Arturo Pérez-Reverte
Era eu um jovem, feito homem, quando fui convocado para prestar o serviço militar. Passado um ano, fui forçado a partir para a Guiné (hoje, República da Guiné-Bissau) para, como diziam os mandantes da Pátria, defender o solo pátrio do ultramar, por outras palavras; defender a soberania portuguesa, e porque não; os interesses dos senhores do grande capital.
Tinha duas hipóteses: aceitar, a contragosto, e pegar em armas, ou despedir-me da família, dos amigos, da Pátria que me viu nascer, e fugir para o estrangeiro, até ao fim da vida, sob o risco, de no caso de ser preso, partir de imediato para os locais onde a guerra era mais impetuosa.
Empada - José Teixeira escrevendo
Apenas dois anos dados à Pátria, os quais rapidamente recuperávamos, graças à nossa juventude, diziam os mandantes.
Mas não foi bem assim. Andei dois anos perdido, é um facto. Vivi situações de difícil descrição. Vi morrer, sem poder valer. Salvei vidas de militares e civis vítimas da guerra que ninguém queria.

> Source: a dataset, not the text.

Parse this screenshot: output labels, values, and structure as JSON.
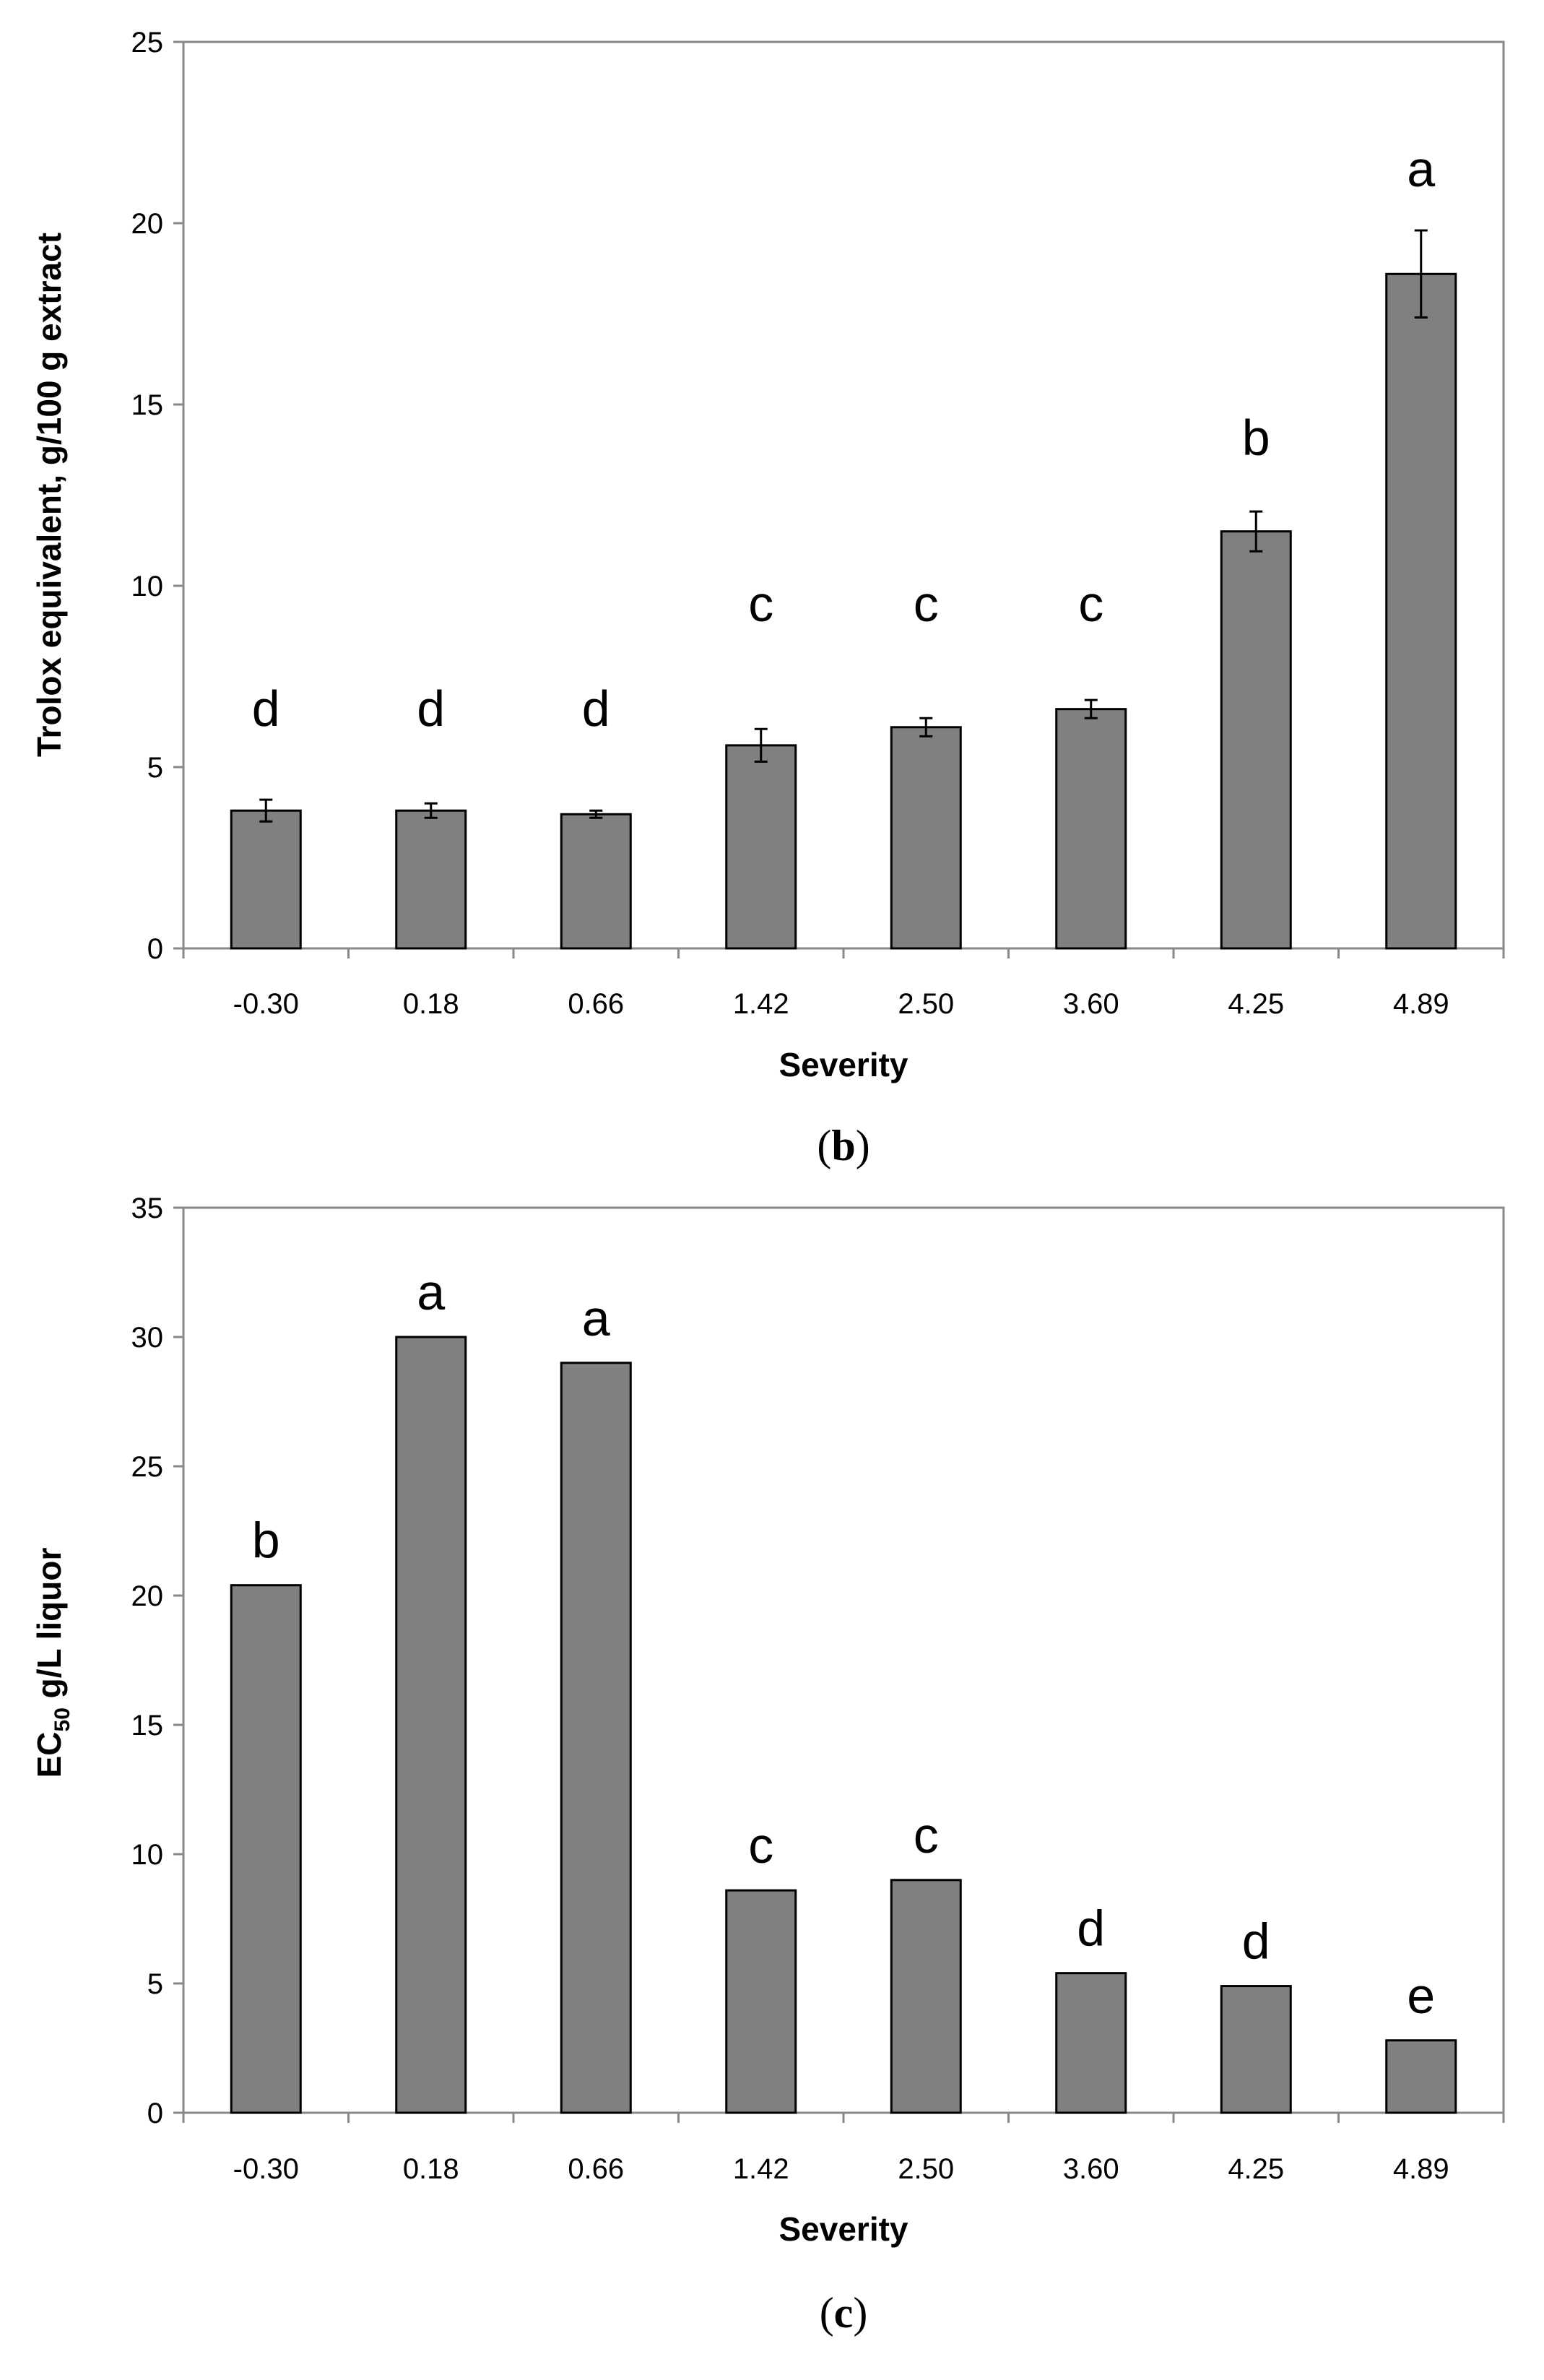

Salvei vidas de crianças (bebés) com crises de paludismo, que atingiam 42ºC de temperatura corporal. Consegui fazer daqueles dois anos um tempo de vitórias e algumas derrotas, de algumas alegrias no meio de muito sofrimento. Vivi momentos em que senti a morte a meu lado, nos estilhaços cravados na terra a centímetros da minha cabeça, nas balas que passavam a assobiar e se cravavam na árvore, onde me protegia, da mina anticarro que destruiu a viatura da qual tinha saltado segundos antes…
Passados dois anos regressei à “mãe pátria” e tentei esquecer aquele amargurado tempo que nunca mais passava, mas a guerra ficou cá dentro, e nunca mais acabou.

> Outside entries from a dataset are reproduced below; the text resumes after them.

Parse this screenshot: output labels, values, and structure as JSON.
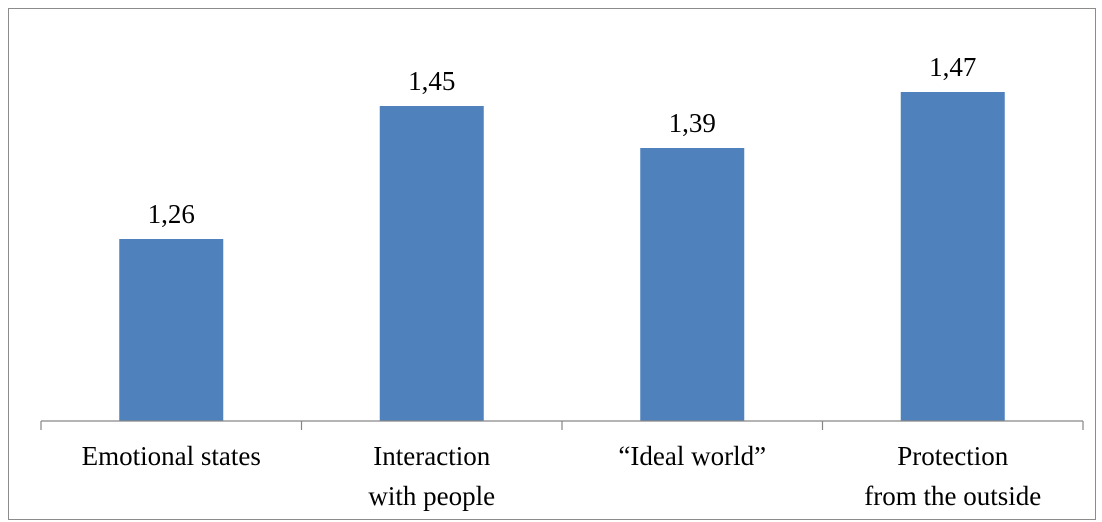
{
  "chart_data": {
    "type": "bar",
    "categories": [
      [
        "Emotional states"
      ],
      [
        "Interaction",
        "with people"
      ],
      [
        "“Ideal world”"
      ],
      [
        "Protection",
        "from the outside"
      ]
    ],
    "values": [
      1.26,
      1.45,
      1.39,
      1.47
    ],
    "value_labels": [
      "1,26",
      "1,45",
      "1,39",
      "1,47"
    ],
    "title": "",
    "xlabel": "",
    "ylabel": "",
    "ylim": [
      1.0,
      1.5
    ],
    "grid": false,
    "legend": "none",
    "bar_color": "#4f81bd",
    "axis_color": "#868686"
  }
}
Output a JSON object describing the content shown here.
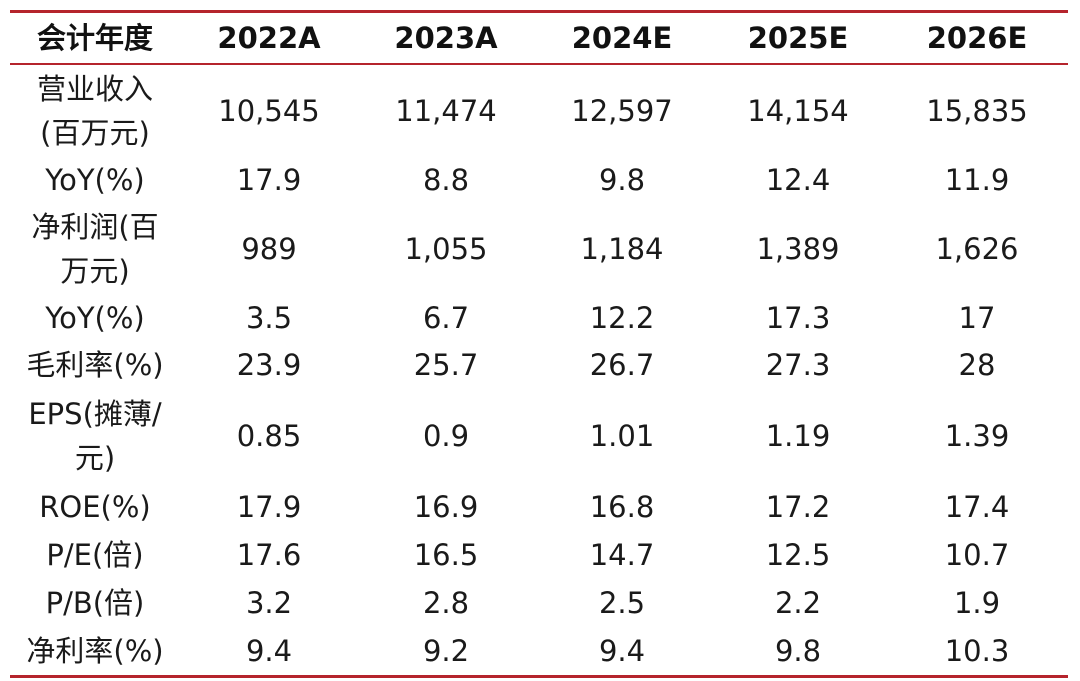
{
  "table": {
    "headers": [
      "会计年度",
      "2022A",
      "2023A",
      "2024E",
      "2025E",
      "2026E"
    ],
    "rows": [
      {
        "label": "营业收入\n(百万元)",
        "values": [
          "10,545",
          "11,474",
          "12,597",
          "14,154",
          "15,835"
        ]
      },
      {
        "label": "YoY(%)",
        "values": [
          "17.9",
          "8.8",
          "9.8",
          "12.4",
          "11.9"
        ]
      },
      {
        "label": "净利润(百\n万元)",
        "values": [
          "989",
          "1,055",
          "1,184",
          "1,389",
          "1,626"
        ]
      },
      {
        "label": "YoY(%)",
        "values": [
          "3.5",
          "6.7",
          "12.2",
          "17.3",
          "17"
        ]
      },
      {
        "label": "毛利率(%)",
        "values": [
          "23.9",
          "25.7",
          "26.7",
          "27.3",
          "28"
        ]
      },
      {
        "label": "EPS(摊薄/\n元)",
        "values": [
          "0.85",
          "0.9",
          "1.01",
          "1.19",
          "1.39"
        ]
      },
      {
        "label": "ROE(%)",
        "values": [
          "17.9",
          "16.9",
          "16.8",
          "17.2",
          "17.4"
        ]
      },
      {
        "label": "P/E(倍)",
        "values": [
          "17.6",
          "16.5",
          "14.7",
          "12.5",
          "10.7"
        ]
      },
      {
        "label": "P/B(倍)",
        "values": [
          "3.2",
          "2.8",
          "2.5",
          "2.2",
          "1.9"
        ]
      },
      {
        "label": "净利率(%)",
        "values": [
          "9.4",
          "9.2",
          "9.4",
          "9.8",
          "10.3"
        ]
      }
    ]
  },
  "colors": {
    "rule": "#b5242c",
    "text": "#1a1a1a"
  }
}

Regressei com uma sensação de vazio dentro de mim, e encontrei vazios muitos dos espaços, onde antes de partir, centrava a minha vida. Até a família, apesar do intenso calor humano e amor, com que fui recebido, estava diferente. Tinham feito caminhos que eu não palmilhei. Sentia-me estranhamente só. Os amigos e amigas tinham partido para outras aventuras onde não eu estive. Perdi-os. Já não tinha lugar junto deles. Estava com um atraso de dois anos. Tive de conquistar de novo, a pulso, o meu lugar, onde me foi possível.
Do emprego recebi um não. Não havia lugar para mim. Tive de aceitar a parca indemnização que me ofereceram e partir para outra aventura. Na valorização académica, foi um começar de novo, com muito esforço. A mente parece que tinha adormecido e recusava-se a retomar o caminho da aprendizagem que precisava de fazer para construir o futuro.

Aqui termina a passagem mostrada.